The new generators will save the utility about $3.5 million a month in fuel, Smith said.

But even when the machines go online, Virgin Islanders shouldn’t expect a cavernous drop in their electricity prices. The return will be seen in decades to come.

Currently, WAPA’s cost of electrical generation is above the regulated rate. While the price of electricity in the USVI is high, it could be much higher. It takes about $0.16 more to make each unit of power than the utility charges.

“I characterize it as, I’m underwater. I’ve got to swim to the surface and then I can catch my breath. And then we can start to work on the rate,” Smith said. The new generators will get WAPA close to the Smith’s metaphorical surface but not quite to a comfortable spot.
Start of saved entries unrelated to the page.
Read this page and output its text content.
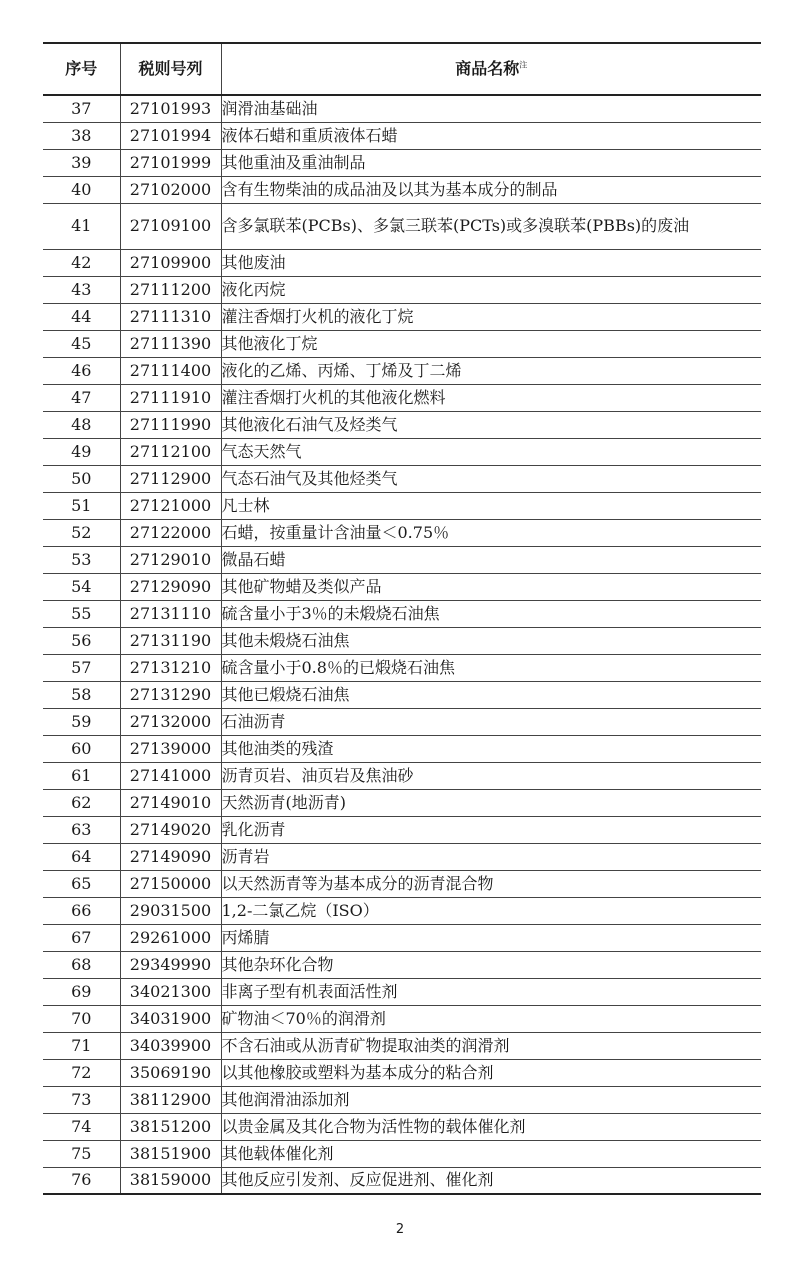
序号	税则号列	商品名称$^注$
37	27101993	润滑油基础油
38	27101994	液体石蜡和重质液体石蜡
39	27101999	其他重油及重油制品
40	27102000	含有生物柴油的成品油及以其为基本成分的制品
41	27109100	含多氯联苯(PCBs)、多氯三联苯(PCTs)或多溴联苯(PBBs)的废油
42	27109900	其他废油
43	27111200	液化丙烷
44	27111310	灌注香烟打火机的液化丁烷
45	27111390	其他液化丁烷
46	27111400	液化的乙烯、丙烯、丁烯及丁二烯
47	27111910	灌注香烟打火机的其他液化燃料
48	27111990	其他液化石油气及烃类气
49	27112100	气态天然气
50	27112900	气态石油气及其他烃类气
51	27121000	凡士林
52	27122000	石蜡，按重量计含油量＜0.75％
53	27129010	微晶石蜡
54	27129090	其他矿物蜡及类似产品
55	27131110	硫含量小于3％的未煅烧石油焦
56	27131190	其他未煅烧石油焦
57	27131210	硫含量小于0.8％的已煅烧石油焦
58	27131290	其他已煅烧石油焦
59	27132000	石油沥青
60	27139000	其他油类的残渣
61	27141000	沥青页岩、油页岩及焦油砂
62	27149010	天然沥青(地沥青)
63	27149020	乳化沥青
64	27149090	沥青岩
65	27150000	以天然沥青等为基本成分的沥青混合物
66	29031500	1,2-二氯乙烷（ISO）
67	29261000	丙烯腈
68	29349990	其他杂环化合物
69	34021300	非离子型有机表面活性剂
70	34031900	矿物油＜70％的润滑剂
71	34039900	不含石油或从沥青矿物提取油类的润滑剂
72	35069190	以其他橡胶或塑料为基本成分的粘合剂
73	38112900	其他润滑油添加剂
74	38151200	以贵金属及其化合物为活性物的载体催化剂
75	38151900	其他载体催化剂
76	38159000	其他反应引发剂、反应促进剂、催化剂
2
Although Smith wouldn’t say so, some Virgin Islanders in the know suspect the scrutiny from conservative entities in Washington is the doing of Vitol, a Swiss-based company that supplies propane and turns it from liquid to gas for WAPA. They also loaned the utility somewhere around $200 million to build necessary infrastructure, Smith said.

WAPA is current on its fuel and operations fees, Smith said, but fell behind on the infrastructure payments when fuel prices skyrocketed over the summer.
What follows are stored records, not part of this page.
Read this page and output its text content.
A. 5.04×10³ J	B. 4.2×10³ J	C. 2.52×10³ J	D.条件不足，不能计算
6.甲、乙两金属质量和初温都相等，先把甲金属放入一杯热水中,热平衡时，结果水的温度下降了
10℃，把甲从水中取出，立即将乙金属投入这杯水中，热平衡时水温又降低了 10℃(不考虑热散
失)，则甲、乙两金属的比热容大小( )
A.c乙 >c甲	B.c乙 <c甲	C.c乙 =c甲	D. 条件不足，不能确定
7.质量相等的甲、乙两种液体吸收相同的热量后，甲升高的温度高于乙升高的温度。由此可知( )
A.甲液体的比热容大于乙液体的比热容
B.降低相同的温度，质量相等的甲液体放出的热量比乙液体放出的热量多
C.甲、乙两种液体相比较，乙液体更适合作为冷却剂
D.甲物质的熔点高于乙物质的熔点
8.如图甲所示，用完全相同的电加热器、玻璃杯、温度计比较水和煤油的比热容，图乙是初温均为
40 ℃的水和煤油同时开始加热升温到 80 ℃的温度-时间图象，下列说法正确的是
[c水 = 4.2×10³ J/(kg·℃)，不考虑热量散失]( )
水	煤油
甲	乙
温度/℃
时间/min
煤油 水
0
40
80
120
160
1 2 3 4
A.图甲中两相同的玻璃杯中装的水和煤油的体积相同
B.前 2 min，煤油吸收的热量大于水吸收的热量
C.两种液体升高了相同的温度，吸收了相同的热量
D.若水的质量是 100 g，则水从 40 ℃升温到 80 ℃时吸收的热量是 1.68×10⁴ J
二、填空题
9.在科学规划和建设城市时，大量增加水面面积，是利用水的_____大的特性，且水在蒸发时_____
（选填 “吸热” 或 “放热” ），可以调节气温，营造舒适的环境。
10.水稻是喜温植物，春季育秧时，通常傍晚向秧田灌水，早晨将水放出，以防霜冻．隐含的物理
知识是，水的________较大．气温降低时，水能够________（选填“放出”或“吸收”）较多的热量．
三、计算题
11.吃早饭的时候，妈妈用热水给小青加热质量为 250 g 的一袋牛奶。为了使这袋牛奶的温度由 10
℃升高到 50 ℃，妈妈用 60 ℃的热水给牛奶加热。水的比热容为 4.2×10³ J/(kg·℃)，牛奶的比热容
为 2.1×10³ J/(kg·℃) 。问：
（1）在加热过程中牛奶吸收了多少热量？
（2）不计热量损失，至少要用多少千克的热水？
“Our cost of fuel, 2020 versus 2021, was about $40 million higher, which was an increase of over 50 percent. And you can see it in our payments and our cash flows: As our fuel went up, we stopped paying people,” he said. “It was that June-July timeframe we stopped paying GERS; we stopped paying Vitol. You can really see it in the vendor obligation when that started to happen.”

Vitol, which raked in more than $4.2 billion in profit in 2021 and reportedly collected close to $4.5 billion in profit in the first six months of 2022 alone, sometimes infers WAPA is simply choosing not to pay its debt, Smith said.

“We didn’t pay it because we couldn’t pay it. And that’s the same thing with all of our vendors,” he said. “Obviously we have to prioritize our vendors. I gotta buy fuel or the lights go out. I got to make payroll, or I can’t run the company. I got to make my debt service, right? So we prioritize those payments and then other things we can’t make we just don’t pay because we would literally run out of cash.”

He likened it to running a family on a shoestring. Do you buy new shoes or food?

“Well, the kids are going to have to put some tape over their shoes because we got to eat.”

To balance that budget, WAPA needs money, he said, likening the situation to owning an old, gas-guzzling car. The driver can change behavior to save fuel — stop jamming on the accelerator and the brake, keep below the speed limit, turn off the air conditioner — and it will help a little.

But real fuel savings aren’t going to be achieved by simply driving better.

“I have to buy a new car. OK? I think there’s a dynamic where some people are struggling to understand why we need investment in the Water and Power Authority. And the dynamic is exactly as I described. We’re running generators that are 30 years old. They’re inefficient. They haven’t been maintained,” Smith said. “If we’re going to get a new fuel-efficient car, it’s going to cost money.”